Zeus Capital Equity Research Director Andy Hanson caught up with DirectorsTalk to discuss Flowtech Fluidpower PLC (LON:FLO)
Q1: Flowtech Fluidpower have posted their interim results this morning Andy, how do they look?
A1: It’s a good solid set of interim numbers I’d say, we had a detailed trading statement from them in early August so a lot of the headline revenue numbers were already known to the market and we’ve really got a bit more sort of meat on the bones with the actual results today. I think the first thing to say is group revenue in the first half was up 28% to £23.4 million, this was driven by acquisitions and the business has been very accretive since it came to market. They have done 6 acquisitions, 3 of those coming year to date, this was very much executing on the strategy that they had when they came to market. So good growth out of that, that filters through to a 33% improvement in gross profit to £9.6 million and then underlying operating profit was up almost 20% so a really good solid performance.

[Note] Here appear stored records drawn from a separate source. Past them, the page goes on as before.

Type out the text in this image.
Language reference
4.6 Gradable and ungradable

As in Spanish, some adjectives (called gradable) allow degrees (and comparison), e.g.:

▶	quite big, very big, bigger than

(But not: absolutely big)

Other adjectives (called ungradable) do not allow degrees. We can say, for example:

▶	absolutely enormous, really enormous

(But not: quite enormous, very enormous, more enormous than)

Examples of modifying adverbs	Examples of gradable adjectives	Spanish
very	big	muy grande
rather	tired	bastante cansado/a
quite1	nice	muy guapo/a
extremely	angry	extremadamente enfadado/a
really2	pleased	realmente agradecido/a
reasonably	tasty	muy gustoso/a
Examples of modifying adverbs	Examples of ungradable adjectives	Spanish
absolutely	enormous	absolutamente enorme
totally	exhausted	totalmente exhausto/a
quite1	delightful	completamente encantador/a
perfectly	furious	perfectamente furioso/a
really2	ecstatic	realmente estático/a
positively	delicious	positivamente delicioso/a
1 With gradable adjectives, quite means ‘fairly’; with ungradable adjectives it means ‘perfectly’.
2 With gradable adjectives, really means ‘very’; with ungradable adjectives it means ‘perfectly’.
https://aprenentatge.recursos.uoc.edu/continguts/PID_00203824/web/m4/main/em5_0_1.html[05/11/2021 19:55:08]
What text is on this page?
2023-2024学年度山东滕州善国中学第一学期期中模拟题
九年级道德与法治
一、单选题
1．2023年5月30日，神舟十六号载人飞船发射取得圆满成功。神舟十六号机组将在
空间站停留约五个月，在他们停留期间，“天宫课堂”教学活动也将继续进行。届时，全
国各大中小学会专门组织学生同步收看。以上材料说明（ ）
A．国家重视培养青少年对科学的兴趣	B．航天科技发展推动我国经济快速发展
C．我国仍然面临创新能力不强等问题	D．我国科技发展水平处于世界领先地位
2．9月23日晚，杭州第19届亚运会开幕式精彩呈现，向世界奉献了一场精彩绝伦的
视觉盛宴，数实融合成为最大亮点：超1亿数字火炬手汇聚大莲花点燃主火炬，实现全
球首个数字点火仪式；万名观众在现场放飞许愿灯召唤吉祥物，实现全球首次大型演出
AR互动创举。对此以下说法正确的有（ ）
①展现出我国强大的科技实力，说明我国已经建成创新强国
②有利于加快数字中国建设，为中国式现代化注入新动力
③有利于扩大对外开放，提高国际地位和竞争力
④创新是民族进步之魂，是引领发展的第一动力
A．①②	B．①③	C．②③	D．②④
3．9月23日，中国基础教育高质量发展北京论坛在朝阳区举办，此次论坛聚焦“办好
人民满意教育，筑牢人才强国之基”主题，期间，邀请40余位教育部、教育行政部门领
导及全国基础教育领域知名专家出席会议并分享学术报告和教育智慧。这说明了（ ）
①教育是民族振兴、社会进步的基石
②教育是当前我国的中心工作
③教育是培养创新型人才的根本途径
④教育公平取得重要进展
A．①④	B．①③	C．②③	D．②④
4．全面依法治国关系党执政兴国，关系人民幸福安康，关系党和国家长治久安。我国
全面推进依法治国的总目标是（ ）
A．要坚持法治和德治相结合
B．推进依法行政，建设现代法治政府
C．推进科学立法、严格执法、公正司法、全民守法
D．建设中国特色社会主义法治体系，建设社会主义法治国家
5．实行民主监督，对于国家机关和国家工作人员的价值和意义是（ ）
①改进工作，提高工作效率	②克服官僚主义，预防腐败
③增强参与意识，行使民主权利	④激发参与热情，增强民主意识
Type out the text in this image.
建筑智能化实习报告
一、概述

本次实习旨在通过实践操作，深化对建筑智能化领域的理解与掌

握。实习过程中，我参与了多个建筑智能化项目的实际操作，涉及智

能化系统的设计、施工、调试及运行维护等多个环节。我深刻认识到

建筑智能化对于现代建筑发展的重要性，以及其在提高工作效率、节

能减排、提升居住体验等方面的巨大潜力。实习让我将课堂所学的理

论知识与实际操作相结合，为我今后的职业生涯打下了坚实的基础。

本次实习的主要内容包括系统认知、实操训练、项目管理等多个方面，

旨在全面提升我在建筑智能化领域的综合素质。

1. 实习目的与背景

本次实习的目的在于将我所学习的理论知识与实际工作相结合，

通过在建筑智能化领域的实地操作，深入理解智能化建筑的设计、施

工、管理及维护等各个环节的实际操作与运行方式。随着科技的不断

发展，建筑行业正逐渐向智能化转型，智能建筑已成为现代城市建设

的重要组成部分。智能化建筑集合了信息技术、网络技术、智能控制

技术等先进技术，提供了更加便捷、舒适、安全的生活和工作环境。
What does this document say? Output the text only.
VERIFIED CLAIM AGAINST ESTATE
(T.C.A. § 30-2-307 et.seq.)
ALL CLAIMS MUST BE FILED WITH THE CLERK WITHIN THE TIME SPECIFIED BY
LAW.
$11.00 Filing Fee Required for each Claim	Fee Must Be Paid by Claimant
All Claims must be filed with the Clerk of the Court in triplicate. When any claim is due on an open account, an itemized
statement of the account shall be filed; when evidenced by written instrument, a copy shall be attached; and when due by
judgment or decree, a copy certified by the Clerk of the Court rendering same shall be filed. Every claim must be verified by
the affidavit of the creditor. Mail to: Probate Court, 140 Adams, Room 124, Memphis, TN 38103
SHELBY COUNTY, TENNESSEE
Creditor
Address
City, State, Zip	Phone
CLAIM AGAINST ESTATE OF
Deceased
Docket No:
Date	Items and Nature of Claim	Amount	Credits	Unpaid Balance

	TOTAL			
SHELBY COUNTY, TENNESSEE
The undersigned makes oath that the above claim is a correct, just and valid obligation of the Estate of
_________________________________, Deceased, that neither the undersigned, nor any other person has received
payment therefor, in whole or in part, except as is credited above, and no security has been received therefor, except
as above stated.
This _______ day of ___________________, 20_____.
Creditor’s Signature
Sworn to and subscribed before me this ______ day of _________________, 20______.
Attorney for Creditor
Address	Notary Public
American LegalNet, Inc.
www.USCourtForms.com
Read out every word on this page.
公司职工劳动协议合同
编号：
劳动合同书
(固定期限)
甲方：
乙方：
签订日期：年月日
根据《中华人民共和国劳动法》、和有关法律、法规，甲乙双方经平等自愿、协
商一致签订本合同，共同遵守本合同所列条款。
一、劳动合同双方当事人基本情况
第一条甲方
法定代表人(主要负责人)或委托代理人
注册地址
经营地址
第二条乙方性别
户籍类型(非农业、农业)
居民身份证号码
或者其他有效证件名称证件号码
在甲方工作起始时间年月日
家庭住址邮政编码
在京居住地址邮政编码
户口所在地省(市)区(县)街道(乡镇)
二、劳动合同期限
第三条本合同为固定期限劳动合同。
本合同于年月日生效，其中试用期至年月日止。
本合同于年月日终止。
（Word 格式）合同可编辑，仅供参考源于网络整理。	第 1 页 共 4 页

Q2: So what’s been happening in the underlying market?
A2: Interesting, I say a lot of Flowtech Fluidpower’s growth has been driven by acquisitions, the sort of core historic business is sort of flat to marginally down in the year on a like for like basis which I think is actually a really good performance when you look at some of the industry data out there. So the British Fluid Power Distributors Association has put out some numbers suggesting that the fluid power market is down to 6% in the first 7 months of the year so Flowtech’s broadly flat performance in H1 relative looks very good.
Q3: So how does this all translate into the valuation for Flowtech Fluidpower PLC?
A3: Well look, Flowtech is still relatively quite small, a sort of £60 million market cap, I think there’s a bit of a discount on the valuation for its size. The current valuation of 9 times earnings looks particularly low considering the sort of compound growth rate and profitability of about 20% over the last 3 years, about 19%/20% so that 9 times earnings does look anomalous relative to the growth that the business has been churning out and also relative to other listed distributors. I look at Diploma although the business is slightly different it is a niche specialist type distributor and it has very good margins so I do draw a comparable between Flowtech and Diploma and Flowtech trades sort of 20 times earnings so there is a disparity there. I also flag Flowtech’s current yield of 4.3% for the current year which is also very attractive so from a valuation perspective the shares still look very good value.